Kets represent a configuration of the field (and the terminology is usually upgraded from "Hilbert space" to "Fock space"). $\lvert 0 1 0 \cdots 0\rangle$ is that there is 1 excitation (a particle) in some place specified by the second place in that vector.
To explain, let's take a simple example: A particle in a box. Normally, in undergrad quantum you solve the Schrödinger equation:
$$ E_1 \psi_1(x) = - \partial_x^2 \psi_1(x), \quad \psi(0)=0=\psi(L) $$
Here $\lvert \psi_1\rangle$ is a well-defined object in single particle quantum mechanics (i.e. $\psi_1(x) = \langle x | \psi_1 \rangle$). If I solve this eigenvalue equation for the first one: $E_1 = \pi/L$ then I get the wave function $\psi_1(x) = \sqrt{\frac2L}\sin(\pi x/L)$. But I want more particles and it is convenient to think of $\psi_1(x)$ as a field now.
So the way I do this is that I think of a larger "Fock" space that also takes into account number of particles.
If we say these are bosons, then we use boson ladder operators to create a particle. So, say that $a_x^\dagger$ creates a boson exactly at position $x$ in our system. Well, the $\psi(x)$ in our infinite square well is not at a single position, it is spread out over the whole box. So we begin with a state $\lvert{0}\rangle$ that has no particles, and to create the state associated with our solution to Schrödinger's equation we write
$$ \lvert{1 0 0 \cdots}\rangle = \int_0^L dx \,\psi_1(x) a_x^\dagger \lvert{0}\rangle $$
The notation $ \lvert{1 0 0 \cdots}\rangle $ is now that I have one particle in the first energy level. In fact, the boson operator that creates a particle at any energy $n\pi/L$ is just
$$ a_n^\dagger = \int_0^L dx \,\psi_n(x) a_x^\dagger $$
where $\psi_n(x)$ has energy $n\pi/L$. You can easily verify that these are still well-defined boson ladder operators and $[a_n,a_m^\dagger]=0$ if $n\neq m$ (the magic of orthogonality!).

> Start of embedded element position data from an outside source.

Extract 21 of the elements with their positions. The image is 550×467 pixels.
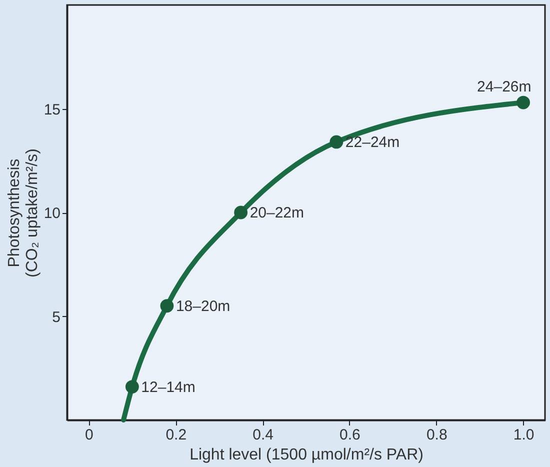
y-tick-label: 5 [52, 308, 60, 326]
y-tick-label: 15 [44, 101, 60, 118]
point [330, 135, 344, 149]
x-tick-label: 1.0 [513, 426, 534, 444]
x-tick-label: 0.8 [426, 426, 448, 444]
y-tick-label: 10 [44, 205, 60, 222]
point [516, 96, 530, 110]
annotation: 20–22m [250, 204, 304, 222]
x-axis-title: Light level (1500 µmol/m²/s PAR) [190, 446, 424, 464]
x-tick-label: 0.2 [166, 426, 187, 444]
point [125, 380, 139, 394]
x-tick-label: 0 [85, 426, 94, 444]
x-tick-label: 0.6 [340, 426, 360, 444]
annotation: 18–20m [176, 298, 230, 315]
annotation: 24–26m [477, 78, 532, 96]
point [160, 299, 174, 313]
annotation: 22–24m [345, 134, 400, 151]
point [234, 206, 248, 220]
x-tick-label: 0.4 [252, 426, 274, 444]
annotation: 12–14m [141, 378, 196, 396]
y-axis-title: Photosynthesis (CO₂ uptake/m²/s) [6, 148, 41, 278]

So it is in this sense that the kets are now just "field configurations": In the way I wrote the ket above for the second quantized square well $\lvert 1 2 5 0 0 \cdots \rangle$ means 1 particle in $\psi_1$, 2 particles in $\psi_2$ and 5 particles in $\psi_3$. People like to write this ket as
$$\lvert 1 2 5 0 0 \cdots \rangle = a_1^\dagger (a_2^\dagger)^2 (a_3^\dagger)^5 \lvert \vec{0}\rangle,$$
where the $a$'s are my field operator. Those are what ket's in quantum field theory mean.
The indices inside my ket represent a particular basis for my boson field operators $a_n$ (the energy basis). I could also write a similar quantity in position space basis with $a_x^\dagger$ and those represent the field in quantum field theory $\Psi(\mathbf r)$.
But how does the Hamiltonian change? Well, consider this object:
$$ \mathcal H = \int dx \, a_x^\dagger (-\partial_x^2) a_x. $$
Now apply this to our ket $\lvert{10\cdots}\rangle$. After some boson algebra we get
$$ \mathcal H \lvert{10\cdots}\rangle = \int_0^L dx \,(-\partial_x^2\psi_1(x)) a_x^\dagger \lvert{0}\rangle = E_1 \int_0^L dx \,\psi_1(x) a_x^\dagger \lvert{0}\rangle = E_1 \lvert{10\cdots}\rangle. $$
We have found our Hamiltonian for the second quantized space of kets! Now, people like to work with the field instead of with the kets, so people will use this Hamiltonian $\mathcal H$ with the field operator $a_x$ to obtain its full evolution with the Heisenberg picture.